TMPRSS11A Das Double-Nickase-Plasmid (h) besteht aus einem aufeinander abgestimmten Plasmidpaar, das für die hochspezifische Bearbeitung des TMPRSS11A-Lokus in human-Zelllinien entwickelt wurde. Jedes Plasmid exprimiert eine Cas9-D10A-Nickase und eine spezifische sgRNA, die auf entgegengesetzte DNA-Stränge innerhalb von TMPRSS11A abzielt. Wenn sie auf benachbarte Stellen auf entgegengesetzten DNA-Strängen gerichtet sind, erzeugen die beiden Nickasen versetzte Einzelstrang-Schnitte, die zusammen einen versetzten Doppelstrangbruch erzeugen, was eine koordinierte On-Target-Aktivität beider Guides erfordert.
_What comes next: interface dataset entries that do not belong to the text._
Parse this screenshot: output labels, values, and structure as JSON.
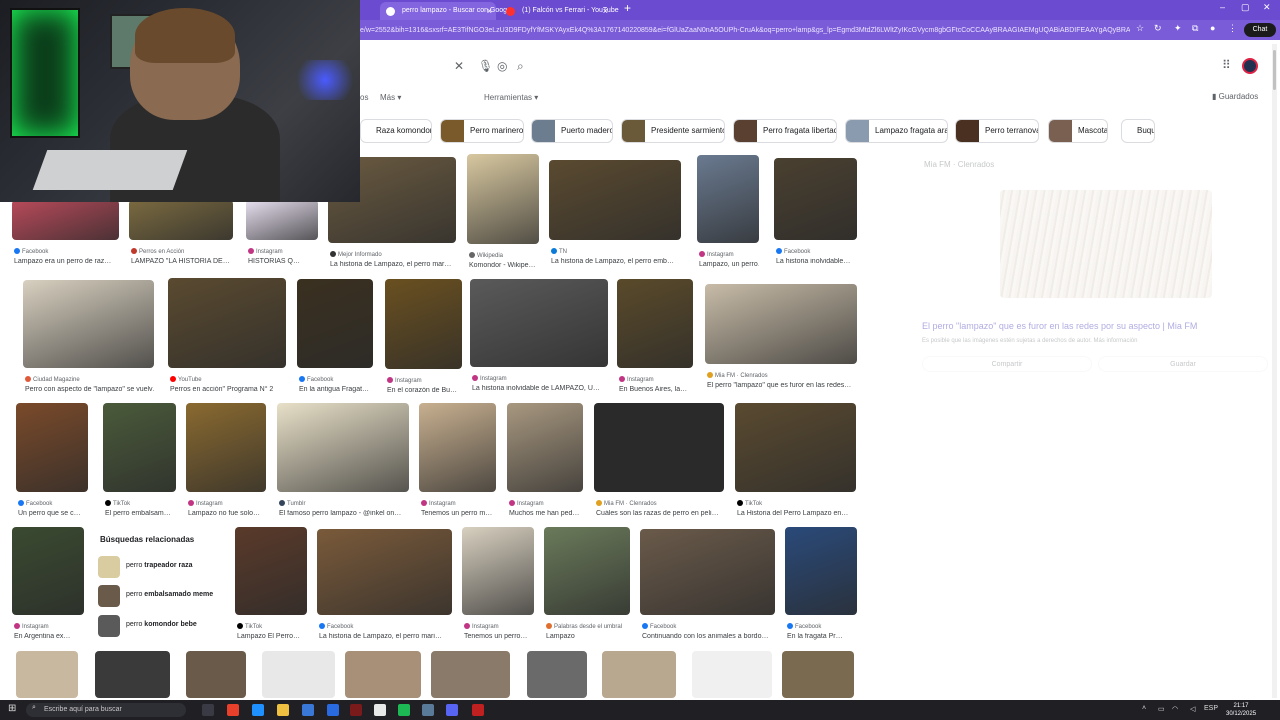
{
  "browser": {
    "tabs": [
      {
        "label": "perro lampazo - Buscar con Goog…",
        "active": true,
        "icon_color": "#ffffff"
      },
      {
        "label": "(1) Falcón vs Ferrari - YouTube",
        "active": false,
        "icon_color": "#ff3030"
      }
    ],
    "url": "e/w=2552&bih=1316&sxsrf=AE3TifNGO3eLzU3D9FDyfYfMSKYAyxEk4Q%3A1767140220859&ei=fGlUaZaaN0nA5OUPh-CruAk&oq=perro+lamp&gs_lp=Egmd3MtdZl6LWltZyIKcGVycm8gbGFtcCoCCAAyBRAAGIAEMgUQABiABDIFEAAYgAQyBRAAGAE…",
    "chat_label": "Chat"
  },
  "search": {
    "filters": [
      "os",
      "Más",
      "Herramientas"
    ],
    "saved_label": "Guardados"
  },
  "chips": [
    {
      "label": "Raza komondor",
      "color": "#ffffff"
    },
    {
      "label": "Perro marinero",
      "color": "#7a5a2a"
    },
    {
      "label": "Puerto madero",
      "color": "#6b7d8e"
    },
    {
      "label": "Presidente sarmiento",
      "color": "#6b5a3a"
    },
    {
      "label": "Perro fragata libertad",
      "color": "#5a4030"
    },
    {
      "label": "Lampazo fragata ara",
      "color": "#8a9bb0"
    },
    {
      "label": "Perro terranova",
      "color": "#4a3020"
    },
    {
      "label": "Mascota",
      "color": "#7a6050"
    },
    {
      "label": "Buque",
      "color": "#ffffff"
    }
  ],
  "results": [
    {
      "src": "Facebook",
      "title": "Lampazo era un perro de raz…",
      "color": "#b84a5a",
      "dot": "#1877f2"
    },
    {
      "src": "Perros en Acción",
      "title": "LAMPAZO \"LA HISTORIA DE…",
      "color": "#7a6a40",
      "dot": "#c0392b"
    },
    {
      "src": "Instagram",
      "title": "HISTORIAS Q…",
      "color": "#e8e0f0",
      "dot": "#c13584"
    },
    {
      "src": "Mejor Informado",
      "title": "La historia de Lampazo, el perro mar…",
      "color": "#6a5a40",
      "dot": "#333333"
    },
    {
      "src": "Wikipedia",
      "title": "Komondor - Wikipe…",
      "color": "#d8c8a0",
      "dot": "#666666"
    },
    {
      "src": "TN",
      "title": "La historia de Lampazo, el perro emb…",
      "color": "#5a4a30",
      "dot": "#0a7bd8"
    },
    {
      "src": "Instagram",
      "title": "Lampazo, un perro…",
      "color": "#6a7a90",
      "dot": "#c13584"
    },
    {
      "src": "Facebook",
      "title": "La historia inolvidable…",
      "color": "#4a4030",
      "dot": "#1877f2"
    },
    {
      "src": "Ciudad Magazine",
      "title": "Perro con aspecto de \"lampazo\" se vuelv…",
      "color": "#d8d0c0",
      "dot": "#e05a3a"
    },
    {
      "src": "YouTube",
      "title": "Perros en acción\" Programa N° 2",
      "color": "#5a4a30",
      "dot": "#ff0000"
    },
    {
      "src": "Facebook",
      "title": "En la antigua Fragat…",
      "color": "#3a3020",
      "dot": "#1877f2"
    },
    {
      "src": "Instagram",
      "title": "En el corazón de Bu…",
      "color": "#6a5020",
      "dot": "#c13584"
    },
    {
      "src": "Instagram",
      "title": "La historia inolvidable de LAMPAZO, U…",
      "color": "#5a5a5a",
      "dot": "#c13584"
    },
    {
      "src": "Instagram",
      "title": "En Buenos Aires, la…",
      "color": "#5a4a2a",
      "dot": "#c13584"
    },
    {
      "src": "Mia FM · Clenrados",
      "title": "El perro \"lampazo\" que es furor en las redes…",
      "color": "#c8bca8",
      "dot": "#e0a020"
    },
    {
      "src": "Facebook",
      "title": "Un perro que se c…",
      "color": "#7a4a2a",
      "dot": "#1877f2"
    },
    {
      "src": "TikTok",
      "title": "El perro embalsam…",
      "color": "#4a5a3a",
      "dot": "#000000"
    },
    {
      "src": "Instagram",
      "title": "Lampazo no fue solo…",
      "color": "#8a6a30",
      "dot": "#c13584"
    },
    {
      "src": "Tumblr",
      "title": "El famoso perro lampazo - @inkel on…",
      "color": "#e8e0c8",
      "dot": "#35465c"
    },
    {
      "src": "Instagram",
      "title": "Tenemos un perro m…",
      "color": "#c8b090",
      "dot": "#c13584"
    },
    {
      "src": "Instagram",
      "title": "Muchos me han ped…",
      "color": "#a89880",
      "dot": "#c13584"
    },
    {
      "src": "Mia FM · Clenrados",
      "title": "Cuáles son las razas de perro en peli…",
      "color": "#2a2a2a",
      "dot": "#e0a020"
    },
    {
      "src": "TikTok",
      "title": "La Historia del Perro Lampazo en…",
      "color": "#5a4a30",
      "dot": "#000000"
    },
    {
      "src": "Instagram",
      "title": "En Argentina ex…",
      "color": "#3a4a30",
      "dot": "#c13584"
    },
    {
      "src": "TikTok",
      "title": "Lampazo El Perro…",
      "color": "#5a3a2a",
      "dot": "#000000"
    },
    {
      "src": "Facebook",
      "title": "La historia de Lampazo, el perro mari…",
      "color": "#7a5a3a",
      "dot": "#1877f2"
    },
    {
      "src": "Instagram",
      "title": "Tenemos un perro…",
      "color": "#d8d0c0",
      "dot": "#c13584"
    },
    {
      "src": "Palabras desde el umbral",
      "title": "Lampazo",
      "color": "#6a7a5a",
      "dot": "#e07030"
    },
    {
      "src": "Facebook",
      "title": "Continuando con los animales a bordo…",
      "color": "#6a5a4a",
      "dot": "#1877f2"
    },
    {
      "src": "Facebook",
      "title": "En la fragata Pr…",
      "color": "#2a4a7a",
      "dot": "#1877f2"
    }
  ],
  "related": {
    "heading": "Búsquedas relacionadas",
    "items": [
      {
        "pre": "perro ",
        "bold": "trapeador raza",
        "color": "#d8cca0"
      },
      {
        "pre": "perro ",
        "bold": "embalsamado meme",
        "color": "#6a5a4a"
      },
      {
        "pre": "perro ",
        "bold": "komondor bebe",
        "color": "#5a5a5a"
      }
    ]
  },
  "side_panel": {
    "source": "Mia FM · Clenrados",
    "title": "El perro \"lampazo\" que es furor en las redes por su aspecto | Mia FM",
    "note": "Es posible que las imágenes estén sujetas a derechos de autor. Más información",
    "share_label": "Compartir",
    "save_label": "Guardar"
  },
  "taskbar": {
    "search_placeholder": "Escribe aquí para buscar",
    "lang": "ESP",
    "time": "21:17",
    "date": "30/12/2025"
  }
}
Der resultierende DNA-Bruch wird durch endogene zelluläre Reparaturwege behoben, meist durch nicht-homologe Endverknüpfung (NHEJ), was zu Insertionen oder Deletionen führt, die die TMPRSS11A-Funktion stören. Durch die Notwendigkeit einer doppelten sgRNA-Bindung am Zielort erhöht der Doppel-Nick-Ansatz die Spezifität der Bearbeitung und bietet eine komplementäre CRISPR-Strategie für Anwendungen, bei denen eine zusätzliche Kontrolle über die Zielgenauigkeit gewünscht ist.
Um eine effiziente Identifizierung editierter Zellen zu unterstützen, kodiert ein Plasmid GFP zur fluoreszierenden Visualisierung transfizierter Populationen, während das Begleitplasmid ein Puromycin-Resistenzgen für die Antibiotika-Selektion trägt. Zusammen unterstützen diese Merkmale eine effiziente Anreicherung co-transfizierter Populationen und vereinfachen die Validierung von Klonen mit TMPRSS11A-Störung.
Nur für Forschungszwecke. Nicht für diagnostische oder therapeutische Zwecke bestimmt.